McDonald’s face à la montée des enseignes à bas prix : la guerre de la volaille est déclarée
Porté par l’inflation, le marché du poulet en restauration rapide explose en France et atteint 1,2 milliard d’euros. Face à l’émergence d’enseignes à bas coûts basées sur l’importation, McDonald’s réagit en sécurisant sa filière d’approvisionnement 100 % française.
Au pays du coq, le poulet est roi. Nuggets, tenders, pilons grillés… Ces dernières années, les chaînes de fast-food consacrées à cet aliment se sont multipliées. Le cabinet Food Service Vision estime que ce marché représente désormais 1,2 milliard d’euros, en hausse de 8 % sur un an. Actuellement, il y aurait environ 707 points de vente en France, le double d’il y a cinq ans.
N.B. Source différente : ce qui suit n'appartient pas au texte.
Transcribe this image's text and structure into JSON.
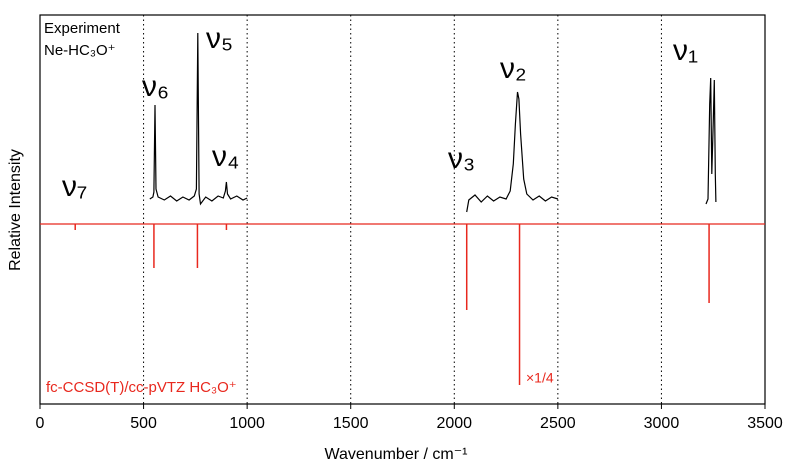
{
  "chart_data": {
    "type": "line",
    "xlabel": "Wavenumber / cm⁻¹",
    "ylabel": "Relative Intensity",
    "xlim": [
      0,
      3500
    ],
    "xticks": [
      0,
      500,
      1000,
      1500,
      2000,
      2500,
      3000,
      3500
    ],
    "ylim": [
      -1.8,
      2.09
    ],
    "grid": true,
    "texts": [
      "Experiment",
      "Ne-HC₃O⁺"
    ],
    "calc_label": "fc-CCSD(T)/cc-pVTZ HC₃O⁺",
    "scale_note": "×1/4",
    "annotations": [
      "ν₇",
      "ν₆",
      "ν₅",
      "ν₄",
      "ν₃",
      "ν₂",
      "ν₁"
    ],
    "series": [
      {
        "name": "Experiment",
        "kind": "line",
        "color": "#000000",
        "x": [
          530,
          545,
          550,
          555,
          560,
          570,
          600,
          630,
          660,
          690,
          720,
          745,
          755,
          762,
          768,
          775,
          800,
          830,
          860,
          885,
          895,
          900,
          905,
          920,
          950,
          980,
          1000,
          null,
          2060,
          2070,
          2100,
          2130,
          2160,
          2190,
          2220,
          2250,
          2270,
          2285,
          2295,
          2305,
          2312,
          2320,
          2335,
          2350,
          2380,
          2410,
          2440,
          2470,
          2500,
          null,
          3215,
          3225,
          3233,
          3238,
          3243,
          3250,
          3255,
          3260,
          3263
        ],
        "values": [
          0.25,
          0.27,
          0.32,
          1.19,
          0.35,
          0.27,
          0.24,
          0.28,
          0.23,
          0.27,
          0.24,
          0.28,
          0.35,
          1.91,
          0.3,
          0.2,
          0.27,
          0.23,
          0.28,
          0.26,
          0.33,
          0.42,
          0.3,
          0.25,
          0.28,
          0.24,
          0.26,
          null,
          0.12,
          0.24,
          0.29,
          0.22,
          0.28,
          0.23,
          0.27,
          0.25,
          0.33,
          0.6,
          1.0,
          1.32,
          1.25,
          0.9,
          0.45,
          0.3,
          0.24,
          0.28,
          0.23,
          0.27,
          0.25,
          null,
          0.2,
          0.25,
          1.2,
          1.46,
          0.5,
          1.0,
          1.44,
          0.5,
          0.22
        ]
      },
      {
        "name": "fc-CCSD(T)/cc-pVTZ",
        "kind": "stick",
        "color": "#e8281e",
        "x": [
          170,
          550,
          760,
          900,
          2060,
          2315,
          3230
        ],
        "values": [
          -0.06,
          -0.44,
          -0.44,
          -0.06,
          -0.86,
          -1.61,
          -0.79
        ]
      }
    ]
  }
}
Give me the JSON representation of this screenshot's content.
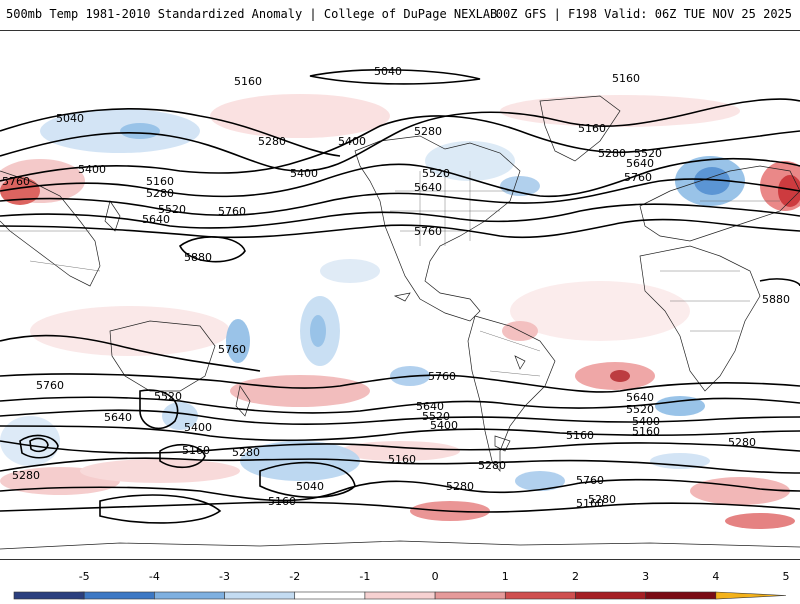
{
  "header": {
    "left_title": "500mb Temp 1981-2010 Standardized Anomaly | College of DuPage NEXLAB",
    "right_title": "00Z GFS | F198 Valid: 06Z TUE NOV 25 2025"
  },
  "map": {
    "projection": "cylindrical equidistant, global",
    "field": "500mb temperature standardized anomaly (shaded)",
    "contour_field": "500mb geopotential height (black contours)",
    "contour_labels": [
      {
        "id": "c1",
        "text": "5040"
      },
      {
        "id": "c2",
        "text": "5160"
      },
      {
        "id": "c3",
        "text": "5160"
      },
      {
        "id": "c4",
        "text": "5040"
      },
      {
        "id": "c5",
        "text": "5280"
      },
      {
        "id": "c6",
        "text": "5280"
      },
      {
        "id": "c7",
        "text": "5400"
      },
      {
        "id": "c8",
        "text": "5160"
      },
      {
        "id": "c9",
        "text": "5280"
      },
      {
        "id": "c10",
        "text": "5520"
      },
      {
        "id": "c11",
        "text": "5640"
      },
      {
        "id": "c12",
        "text": "5760"
      },
      {
        "id": "c13",
        "text": "5400"
      },
      {
        "id": "c14",
        "text": "5160"
      },
      {
        "id": "c15",
        "text": "5280"
      },
      {
        "id": "c16",
        "text": "5520"
      },
      {
        "id": "c17",
        "text": "5640"
      },
      {
        "id": "c18",
        "text": "5760"
      },
      {
        "id": "c19",
        "text": "5400"
      },
      {
        "id": "c20",
        "text": "5520"
      },
      {
        "id": "c21",
        "text": "5640"
      },
      {
        "id": "c22",
        "text": "5760"
      },
      {
        "id": "c23",
        "text": "5760"
      },
      {
        "id": "c24",
        "text": "5880"
      },
      {
        "id": "c25",
        "text": "5880"
      },
      {
        "id": "c26",
        "text": "5760"
      },
      {
        "id": "c27",
        "text": "5760"
      },
      {
        "id": "c28",
        "text": "5760"
      },
      {
        "id": "c29",
        "text": "5640"
      },
      {
        "id": "c30",
        "text": "5520"
      },
      {
        "id": "c31",
        "text": "5400"
      },
      {
        "id": "c32",
        "text": "5160"
      },
      {
        "id": "c33",
        "text": "5280"
      },
      {
        "id": "c34",
        "text": "5040"
      },
      {
        "id": "c35",
        "text": "5160"
      },
      {
        "id": "c36",
        "text": "5640"
      },
      {
        "id": "c37",
        "text": "5520"
      },
      {
        "id": "c38",
        "text": "5400"
      },
      {
        "id": "c39",
        "text": "5160"
      },
      {
        "id": "c40",
        "text": "5280"
      },
      {
        "id": "c41",
        "text": "5160"
      },
      {
        "id": "c42",
        "text": "5280"
      },
      {
        "id": "c43",
        "text": "5760"
      },
      {
        "id": "c44",
        "text": "5640"
      },
      {
        "id": "c45",
        "text": "5520"
      },
      {
        "id": "c46",
        "text": "5400"
      },
      {
        "id": "c47",
        "text": "5160"
      },
      {
        "id": "c48",
        "text": "5280"
      },
      {
        "id": "c49",
        "text": "5280"
      },
      {
        "id": "c50",
        "text": "5160"
      },
      {
        "id": "c51",
        "text": "5280"
      }
    ]
  },
  "colorbar": {
    "ticks": [
      "-5",
      "-4",
      "-3",
      "-2",
      "-1",
      "0",
      "1",
      "2",
      "3",
      "4",
      "5"
    ],
    "colors": [
      "#4b2a8c",
      "#2b3f7e",
      "#3d78c4",
      "#7fb0e0",
      "#c3dbf1",
      "#ffffff",
      "#f6d1d1",
      "#e59a9a",
      "#cf4f4f",
      "#a51f24",
      "#7a0b14",
      "#f4b21a"
    ]
  }
}
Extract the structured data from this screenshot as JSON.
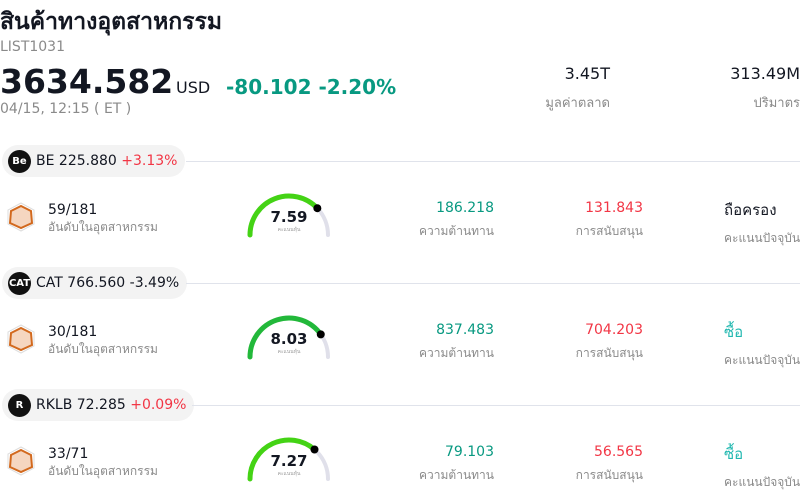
{
  "header": {
    "title": "สินค้าทางอุตสาหกรรม",
    "symbol": "LIST1031",
    "price": "3634.582",
    "currency": "USD",
    "change": "-80.102 -2.20%",
    "time": "04/15, 12:15  ( ET )",
    "stats": [
      {
        "value": "3.45T",
        "label": "มูลค่าตลาด"
      },
      {
        "value": "313.49M",
        "label": "ปริมาตร"
      }
    ]
  },
  "colors": {
    "up": "#f23645",
    "down": "#089981",
    "gauge_track": "#e0e0ea"
  },
  "stocks": [
    {
      "ticker": "BE",
      "price": "225.880",
      "change": "+3.13%",
      "dir": "up",
      "logo": "Be",
      "rank": "59/181",
      "rank_label": "อันดับในอุตสาหกรรม",
      "score": "7.59",
      "score_label": "คะแนนหุ้น",
      "gauge_color": "#44d315",
      "resistance": "186.218",
      "resistance_label": "ความต้านทาน",
      "support": "131.843",
      "support_label": "การสนับสนุน",
      "rating": "ถือครอง",
      "rating_color": "#131722",
      "rating_label": "คะแนนปัจจุบัน"
    },
    {
      "ticker": "CAT",
      "price": "766.560",
      "change": "-3.49%",
      "dir": "down",
      "logo": "CAT",
      "rank": "30/181",
      "rank_label": "อันดับในอุตสาหกรรม",
      "score": "8.03",
      "score_label": "คะแนนหุ้น",
      "gauge_color": "#22b83a",
      "resistance": "837.483",
      "resistance_label": "ความต้านทาน",
      "support": "704.203",
      "support_label": "การสนับสนุน",
      "rating": "ซื้อ",
      "rating_color": "#22b8b0",
      "rating_label": "คะแนนปัจจุบัน"
    },
    {
      "ticker": "RKLB",
      "price": "72.285",
      "change": "+0.09%",
      "dir": "up",
      "logo": "R",
      "rank": "33/71",
      "rank_label": "อันดับในอุตสาหกรรม",
      "score": "7.27",
      "score_label": "คะแนนหุ้น",
      "gauge_color": "#44d315",
      "resistance": "79.103",
      "resistance_label": "ความต้านทาน",
      "support": "56.565",
      "support_label": "การสนับสนุน",
      "rating": "ซื้อ",
      "rating_color": "#22b8b0",
      "rating_label": "คะแนนปัจจุบัน"
    }
  ]
}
Récemment, de jeunes enseignes comme Krousty Sabaïdi, Poulet Braisé ou Tasty Crousty ont explosé. Cette dernière, forte de son succès sur les réseaux sociaux, as écouler plus d’un million de barquettes de volaille sur un lit de riz par mois, menaçant les géants américains du fast-food.
Nuggets bleu blanc rouge
Les chiffres de McDonald’s sont impressionnants : 1.700 restaurants, 1,8 million de repas par jour et 1,2 milliard de nuggets vendus chaque année en France. Dans ce contexte, l’enseigne a récemment annoncé le renouvellement de son contrat avec le groupement d’éleveurs français Gaévol, garantissant l’approvisionnement de poulets pour trois ans. Ce groupe, lié à l’agro-industrie Avril, compte plus de 300 producteurs en Bretagne, Normandie et Pays de la Loire, fournissant 13.000 tonnes de volaille par an, soit 100 millions d’euros.
Une image à changer
Depuis son arrivée en France dans les années 2000, McDonald’s a engagé des efforts marketing pour améliorer son image. L’entreprise affirme que 75 % de sa matière première agricole provient de France, incluant l’intégralité des pommes de terre pour ses frites. Pour renforcer ce lien avec l’agriculture locale, des burgers utilisant des fromages AOP et de la viande charolaise ont été lancés.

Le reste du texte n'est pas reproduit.